Hans-Jörg Hisam: Das ist exakt das, was wir eben schon mal im Vorfeld erwähnt hatten. So sind wir z.B. mit einer eigenen Gesellschaft, der ZIEMANN VALOR im Bereich Edelmetall- und Sortenhandel unterwegs. Das wirkt dann auf das klassische Geld & Wert Geschäftsmodell ebenso. Wenn wir beispielsweise bei einem Kunden Euros abholen, dann können wir genauso auch Fremdwährung wie Schweizer Franken, dänische Kronen usw. mitnehmen. Da sind wir im letzten Jahr kunden- und umsatzmässig extrem stark gewachsen. Es ist ein und dieselbe Kundenstruktur, die uns für das Thema Euro und gleichzeitig für das Thema Sorten beauftragt. Und da sind wir dann als klassischer Händler für Sorten und Edelmetalle anders als im klassischen Geld & Wert-Bereich in der Lage, aus Bargeld (Sorten) Buchgeld machen zu können. D.h. der Kunde bekommt das uns übergebene Geld, die Sorten von uns abgekauft und wir schreiben ihm den Gegenwert auf seinem von ihm definierten Geschäftskonto gut. Also das, was die gesamte Branche in Geld & Wert gerne im Eurobereich auch machen möchte, Bargeld zu Buchgeld machen, ohne eine Bank, ohne eine Bundesbank zu involvieren – das leisten wir im Sortengeschäft schon heute.
Den Bereich der Sicherheitsdienste erwähnte ich bereits. Wir erbringen alle Leistungen zum Schutz von Menschen und Werte. Unterstützt werden wir dabei durch unsere moderne VdS Notruf- und Serviceleitstelle in Mannheim.

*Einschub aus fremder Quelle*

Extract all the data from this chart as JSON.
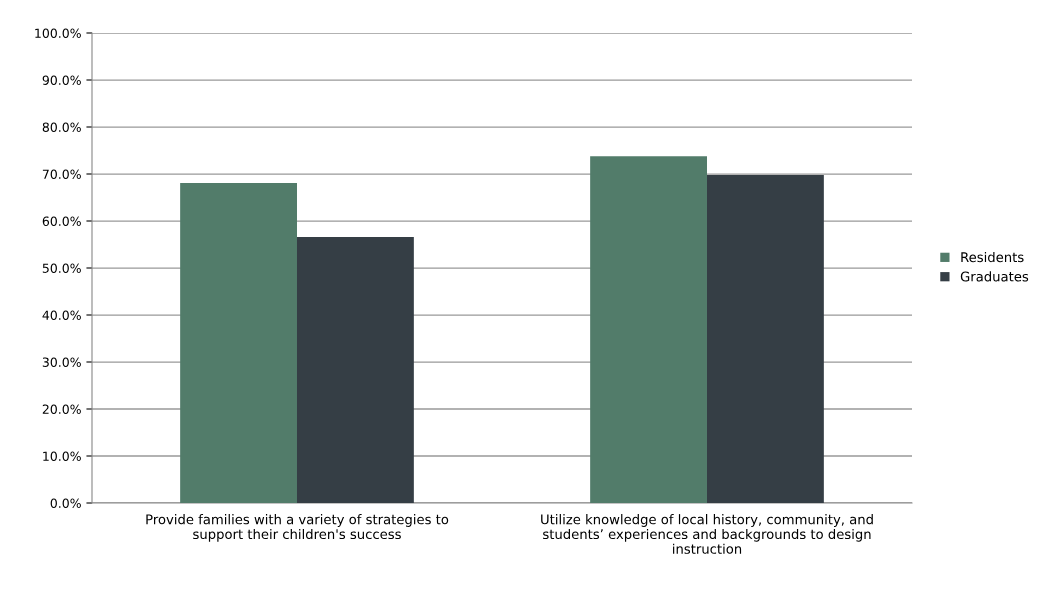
{
  "chart_data": {
    "type": "bar",
    "categories": [
      "Provide families with a variety of strategies to support their children's success",
      "Utilize knowledge of local history, community, and students’ experiences and backgrounds to design instruction"
    ],
    "series": [
      {
        "name": "Residents",
        "color": "#527c6a",
        "values": [
          68.1,
          73.8
        ]
      },
      {
        "name": "Graduates",
        "color": "#353e45",
        "values": [
          56.6,
          69.8
        ]
      }
    ],
    "ylim": [
      0,
      100
    ],
    "yticks": [
      {
        "value": 0,
        "label": "0.0%"
      },
      {
        "value": 10,
        "label": "10.0%"
      },
      {
        "value": 20,
        "label": "20.0%"
      },
      {
        "value": 30,
        "label": "30.0%"
      },
      {
        "value": 40,
        "label": "40.0%"
      },
      {
        "value": 50,
        "label": "50.0%"
      },
      {
        "value": 60,
        "label": "60.0%"
      },
      {
        "value": 70,
        "label": "70.0%"
      },
      {
        "value": 80,
        "label": "80.0%"
      },
      {
        "value": 90,
        "label": "90.0%"
      },
      {
        "value": 100,
        "label": "100.0%"
      }
    ],
    "grid": "y",
    "legend": "right"
  }
}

Benötigen Sie für die Sortengeschäfte gewisse Genehmigungen, Herr Spiegelmacher?
Heinz Spiegelmacher: Wir haben die Genehmigung für dieses Geschäftsmodell vor 6 Jahren zur Prüfung an die BaFin gegeben und dann die Genehmigung in 2013 erhalten. Im Geschäftsmodell arbeiten wir mit den Bayerischen Landesbanken eng im Rahmen einer Kooperation zusammen. Das ist unser Partner, welcher den Zahlungsverkehr abwickelt. Denn wir sind ja kein Kreditinstitut. Inzwischen ist dieses Geschäftsmodell ein wichtiger und additiver Teil unserer Dienstleistungsstruktur bei ZIEMANN. Wir sind nicht nur der klassische Geld & Wert Transporteur und Bearbeiter, sondern wir bieten Systemlösungen an. In dem Fall auf dem Sektor Sorten und Edelmetalle. Und da bedienen wir mittlerweile fast alle großen Handelsunternehmen in Deutschland.

Wie muss man sich das alles vorstellen?           
Ziemann VALORHeinz Spiegelmacher: Im Handelsbereich haben wir ja Sorten, also z. B. Schweizer Franken z.B.in den Anrainer-Regionen wie hier am Bodensee. Da kommen viele Schweizer über die Grenze und kaufen hier in Deutschland ein. Dies primär, da das Preisniveau ein geringeres ist und man als Schweizer die Mehrwertsteuer zurückvergütet bekommt. Das macht schon zwischen 20 und 35 Prozent Preisunterschied. Dazu kommt noch, dass die Waren teilweise in der Schweiz viel, viel teurer sind als in Deutschland. Man gehört eben nicht zur EU. Also ist das Sortenaufkommen, das Schweizer Franken Aufkommen in so einem Handelsunternehmen in diesen Regionen extrem hoch. Hier macht man teilweise mehr Umsatz in Schweizer Franken als in Euro. Und das Gleiche findet im Norden, in Schleswig-Holstein mit den Dänischen Kronen statt. Und diese Sorten müssen im Normalfall dann, wie es in der Vergangenheit praktiziert wurde, über eine Bank angekauft werden und auf dem Konto des Kunden gutgeschrieben werden. Wir bieten diese gesamte Prozesskette aus einer Hand an. Wir holen das Geld ab, transportieren und zählen es. Wir kaufen es an und wir vergüten den Gegenwert auf dem Konto des Kunden. Also alles aus einer Hand. Da sind keine unterschiedlichen oder eine Vielzahl von Beteiligten mehr dabei. Und hierfür gibt es keine Limitierung, was die Summe betrifft.
Alle diese Funktionen obliegen unserer Verantwortung als Prozesspartner.

Herr Hisam und Herr Spiegelmacher, wir danken für das Gespräch.